After a little break - i'm back blogging! A couple of months after launching my blog, I had a pretty awful time and unfortunately, didn't have the time or mind-space to get writing - however, i'm back with fresh motivation and lots of things to talk about and it's just about time I got this 'Influential Female Film Characters' series done & dusted, don't you think?! So here we go...
If the 1960’s was an Empire, Julie Christie would be the Queen. I’ve already expressed my admiration for sixties cinema in my discussion of Sheilagh Delaney’s ‘A Taste of Honey’. In terms of art, film and fashion; the 1960’s creatively surpassed and challenged everything that had been seen, heard or felt before it. Screenwriting was progressive, honest and assertive and with the advocacy and attitude of the free cinema movement, filmmakers like Jack Clayton, Lindsay Anderson and Tony Richardson confidently produced films which shed commercial appeal and provided some of the most timeless examples of authentic filmmaking.
At the age of eleven, I had my first encounter with British New Wave. John Schlesinger’s ‘Billy Liar’ (1963) was like nothing I’d seen before. It was dull, mundane and totally captivating – I think perhaps the inclusion of my local dialect, made it quite the novelty but despite the sluggish setting and mature, domestic themes - it had great appeal. Tom Courtenay’s performance as ‘Billy’ validated him as a kitchen-sink superstar but it was his co-star, Julie Christie, embarking on her first role as ‘Liz’ which made the film so personally memorable. As one of the three women that Billy was stringing along, it was refreshing to see a female character who was so stubborn, driven and unafraid. The ‘angry young man’ archetype, had almost met his match.
Tom Courtenay & Julie Christie in John Schlesinger's Billy Liar (1963) - adapted from Keith Waterhouse's 1959 novel of the same title.
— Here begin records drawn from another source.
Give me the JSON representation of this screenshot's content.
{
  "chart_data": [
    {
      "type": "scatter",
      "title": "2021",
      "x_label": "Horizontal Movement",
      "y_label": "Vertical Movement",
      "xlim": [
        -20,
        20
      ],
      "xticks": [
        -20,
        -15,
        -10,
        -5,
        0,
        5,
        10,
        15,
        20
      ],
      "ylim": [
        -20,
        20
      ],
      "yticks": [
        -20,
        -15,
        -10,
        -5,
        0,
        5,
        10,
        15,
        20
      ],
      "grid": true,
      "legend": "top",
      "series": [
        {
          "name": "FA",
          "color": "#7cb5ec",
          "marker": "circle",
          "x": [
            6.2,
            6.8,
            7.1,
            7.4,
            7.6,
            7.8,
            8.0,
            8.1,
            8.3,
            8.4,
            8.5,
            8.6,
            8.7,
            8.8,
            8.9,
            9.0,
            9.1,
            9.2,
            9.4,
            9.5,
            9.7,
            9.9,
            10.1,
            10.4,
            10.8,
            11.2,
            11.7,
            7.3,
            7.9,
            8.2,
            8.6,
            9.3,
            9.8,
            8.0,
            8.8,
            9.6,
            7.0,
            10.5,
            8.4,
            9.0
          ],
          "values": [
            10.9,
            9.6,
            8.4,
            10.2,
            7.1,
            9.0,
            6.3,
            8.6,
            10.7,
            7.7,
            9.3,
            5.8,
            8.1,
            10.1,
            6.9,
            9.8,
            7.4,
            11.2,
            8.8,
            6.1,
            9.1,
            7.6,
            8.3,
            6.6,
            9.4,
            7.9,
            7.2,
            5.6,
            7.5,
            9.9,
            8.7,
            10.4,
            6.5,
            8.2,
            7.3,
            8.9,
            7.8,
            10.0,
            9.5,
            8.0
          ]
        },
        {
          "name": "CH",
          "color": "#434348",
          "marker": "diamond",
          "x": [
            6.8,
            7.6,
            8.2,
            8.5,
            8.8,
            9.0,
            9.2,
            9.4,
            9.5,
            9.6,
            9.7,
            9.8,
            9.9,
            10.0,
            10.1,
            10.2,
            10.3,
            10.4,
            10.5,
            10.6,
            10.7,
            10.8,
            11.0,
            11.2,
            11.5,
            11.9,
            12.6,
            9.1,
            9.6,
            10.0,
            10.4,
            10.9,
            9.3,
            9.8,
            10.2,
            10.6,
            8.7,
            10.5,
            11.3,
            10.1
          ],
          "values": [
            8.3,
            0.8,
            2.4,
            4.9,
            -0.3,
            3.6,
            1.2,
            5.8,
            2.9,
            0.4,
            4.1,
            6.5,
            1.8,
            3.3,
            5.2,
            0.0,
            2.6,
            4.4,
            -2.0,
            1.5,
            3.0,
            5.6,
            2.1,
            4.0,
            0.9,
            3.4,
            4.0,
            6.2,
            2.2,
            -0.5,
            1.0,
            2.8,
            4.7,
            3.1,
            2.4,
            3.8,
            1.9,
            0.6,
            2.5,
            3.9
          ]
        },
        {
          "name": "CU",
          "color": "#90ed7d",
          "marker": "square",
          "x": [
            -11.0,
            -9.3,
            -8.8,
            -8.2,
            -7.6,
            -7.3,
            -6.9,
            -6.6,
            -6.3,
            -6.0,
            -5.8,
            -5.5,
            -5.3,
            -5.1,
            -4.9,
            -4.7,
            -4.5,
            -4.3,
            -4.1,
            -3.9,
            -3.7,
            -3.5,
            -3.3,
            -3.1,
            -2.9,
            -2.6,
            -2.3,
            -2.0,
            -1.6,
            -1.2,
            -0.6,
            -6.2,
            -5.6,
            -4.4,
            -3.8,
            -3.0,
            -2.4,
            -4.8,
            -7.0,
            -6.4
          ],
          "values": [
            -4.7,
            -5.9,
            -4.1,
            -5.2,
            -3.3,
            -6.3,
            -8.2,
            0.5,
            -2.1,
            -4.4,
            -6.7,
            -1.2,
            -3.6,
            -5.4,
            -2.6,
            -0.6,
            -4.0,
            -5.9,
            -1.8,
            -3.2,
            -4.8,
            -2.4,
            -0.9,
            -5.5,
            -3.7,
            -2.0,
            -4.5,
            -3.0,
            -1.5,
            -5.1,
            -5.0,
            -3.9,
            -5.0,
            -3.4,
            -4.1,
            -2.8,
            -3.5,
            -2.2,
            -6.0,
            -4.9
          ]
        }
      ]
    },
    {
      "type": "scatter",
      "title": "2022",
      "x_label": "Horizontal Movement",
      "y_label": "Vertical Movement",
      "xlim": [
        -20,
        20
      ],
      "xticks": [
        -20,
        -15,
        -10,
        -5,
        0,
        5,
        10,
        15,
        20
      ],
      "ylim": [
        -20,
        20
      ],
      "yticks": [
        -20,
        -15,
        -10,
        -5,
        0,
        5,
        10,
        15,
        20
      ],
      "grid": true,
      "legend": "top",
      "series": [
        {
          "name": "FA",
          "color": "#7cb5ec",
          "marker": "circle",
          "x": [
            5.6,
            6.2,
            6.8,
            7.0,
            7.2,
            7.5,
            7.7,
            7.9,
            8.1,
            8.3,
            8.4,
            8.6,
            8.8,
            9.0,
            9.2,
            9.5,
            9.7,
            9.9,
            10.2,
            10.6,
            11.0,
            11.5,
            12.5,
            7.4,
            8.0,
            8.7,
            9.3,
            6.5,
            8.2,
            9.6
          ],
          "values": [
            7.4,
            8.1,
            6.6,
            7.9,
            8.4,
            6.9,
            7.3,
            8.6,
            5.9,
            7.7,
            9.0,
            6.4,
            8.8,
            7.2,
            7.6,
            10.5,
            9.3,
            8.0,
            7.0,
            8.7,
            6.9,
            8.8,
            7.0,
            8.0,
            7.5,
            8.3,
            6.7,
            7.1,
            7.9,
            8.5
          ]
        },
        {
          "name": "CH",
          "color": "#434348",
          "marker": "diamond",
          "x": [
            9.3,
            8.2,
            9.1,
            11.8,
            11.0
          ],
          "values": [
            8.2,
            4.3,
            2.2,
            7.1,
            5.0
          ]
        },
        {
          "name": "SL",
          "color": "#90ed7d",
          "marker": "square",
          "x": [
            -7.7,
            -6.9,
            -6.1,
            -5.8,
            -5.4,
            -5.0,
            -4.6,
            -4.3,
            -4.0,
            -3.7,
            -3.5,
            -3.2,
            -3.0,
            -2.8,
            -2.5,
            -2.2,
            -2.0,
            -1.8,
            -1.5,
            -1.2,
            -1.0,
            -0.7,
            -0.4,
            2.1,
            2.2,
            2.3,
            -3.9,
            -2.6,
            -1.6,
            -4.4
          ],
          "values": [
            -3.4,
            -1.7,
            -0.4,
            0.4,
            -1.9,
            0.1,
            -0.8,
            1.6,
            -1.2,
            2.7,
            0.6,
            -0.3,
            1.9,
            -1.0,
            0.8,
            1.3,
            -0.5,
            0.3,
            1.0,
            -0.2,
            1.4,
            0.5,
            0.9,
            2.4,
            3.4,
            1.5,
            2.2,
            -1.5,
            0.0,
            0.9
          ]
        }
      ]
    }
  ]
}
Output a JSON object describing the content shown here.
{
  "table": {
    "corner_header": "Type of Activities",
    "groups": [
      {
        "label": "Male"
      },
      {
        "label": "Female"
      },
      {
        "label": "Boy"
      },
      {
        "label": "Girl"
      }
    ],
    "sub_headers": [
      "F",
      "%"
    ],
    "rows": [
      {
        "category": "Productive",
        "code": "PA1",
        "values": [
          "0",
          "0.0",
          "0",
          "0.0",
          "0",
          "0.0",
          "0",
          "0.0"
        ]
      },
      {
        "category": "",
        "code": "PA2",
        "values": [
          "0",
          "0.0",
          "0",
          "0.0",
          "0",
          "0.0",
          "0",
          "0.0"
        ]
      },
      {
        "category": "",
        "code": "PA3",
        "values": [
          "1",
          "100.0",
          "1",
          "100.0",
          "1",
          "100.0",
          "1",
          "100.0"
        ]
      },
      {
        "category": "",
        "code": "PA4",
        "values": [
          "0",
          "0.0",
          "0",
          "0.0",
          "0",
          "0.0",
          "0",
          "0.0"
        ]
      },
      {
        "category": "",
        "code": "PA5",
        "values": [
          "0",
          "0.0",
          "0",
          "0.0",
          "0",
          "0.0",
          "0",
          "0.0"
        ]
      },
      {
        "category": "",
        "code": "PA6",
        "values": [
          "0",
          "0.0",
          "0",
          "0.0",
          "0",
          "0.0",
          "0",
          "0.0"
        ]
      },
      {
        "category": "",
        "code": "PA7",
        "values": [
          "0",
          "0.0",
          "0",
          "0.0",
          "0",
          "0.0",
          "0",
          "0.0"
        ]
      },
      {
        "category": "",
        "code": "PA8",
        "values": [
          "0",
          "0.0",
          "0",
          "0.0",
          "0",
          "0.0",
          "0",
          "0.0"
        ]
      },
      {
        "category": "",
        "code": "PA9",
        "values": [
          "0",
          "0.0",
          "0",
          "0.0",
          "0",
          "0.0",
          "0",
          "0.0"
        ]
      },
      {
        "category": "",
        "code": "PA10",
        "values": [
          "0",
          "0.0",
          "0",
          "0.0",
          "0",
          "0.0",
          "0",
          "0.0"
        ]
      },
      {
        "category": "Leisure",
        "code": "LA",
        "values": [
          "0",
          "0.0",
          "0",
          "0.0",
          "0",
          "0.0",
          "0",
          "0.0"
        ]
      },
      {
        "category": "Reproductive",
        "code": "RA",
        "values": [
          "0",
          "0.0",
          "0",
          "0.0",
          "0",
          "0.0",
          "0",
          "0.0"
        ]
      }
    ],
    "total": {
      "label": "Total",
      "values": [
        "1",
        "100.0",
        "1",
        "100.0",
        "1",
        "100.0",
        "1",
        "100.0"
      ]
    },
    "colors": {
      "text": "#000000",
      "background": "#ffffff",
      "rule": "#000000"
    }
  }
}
The character of Liz provided a fitting insight into the robust roles, Christie would continue to address and a few years after my introduction to ‘Billy Liar’, I discovered John Schlesinger’s later success, ‘Darling’ (1965). Julie Christie received her first Oscar for the role of Diana Scott – a beautiful socialite, who cavorts her way to the top of London’s socially elite. It wasn’t until a few years after I first watched Darling, that I really learnt to appreciate it. Schlesinger’s screenplay is packed with satire, exposing the unsightly conforms of the rich and successful through the self-indulgent and obsessive, Diana Scott.
On the surface, Scott is superficial and at times, completely shameless. She uses sex as a facilitator in a bid to climb the highest ranks of the swinging hierarchy and pins happiness to false, vacant dreams. Her character is indoctrinated in the lifeless traditions of the affluent and aristocracy - indulging in all the taboos of a Hollywood starlet. So, how can a character with such ugly traits be considered so influential?
Julie Christie as Diana Scott in John Schlesinger's award-winning, Darling (1965)
By 1969, audiences had witnessed the beauty of Audrey Hepburn and the elegance of Grace Kelly. Women in film were sophisticated and intelligent but where they ever authentic? With the introduction of new wave and the refreshing social shift, brought about by the baby boomers, intricate female characters with human qualities stepped to the forefront of mainstream film. These women were embraced as contemporary examples of women who had voice and volume. Diana Scott was beautiful and glamorous but equally selfish and unkind. Her character ruthlessly tackles traditions, recklessly balancing between contentment and unhappiness. Schlesinger leads us to question and critic her integrity.
Above all, Diana Scott is faulty, flawed and faithful to the human qualities in all of us. Her lust, greed, jealousy and narcissism are all a little exaggerated but at least they’re present – and for that, I respect Julie Christie’s representation of Diana Scott to be a real diamond in the rough.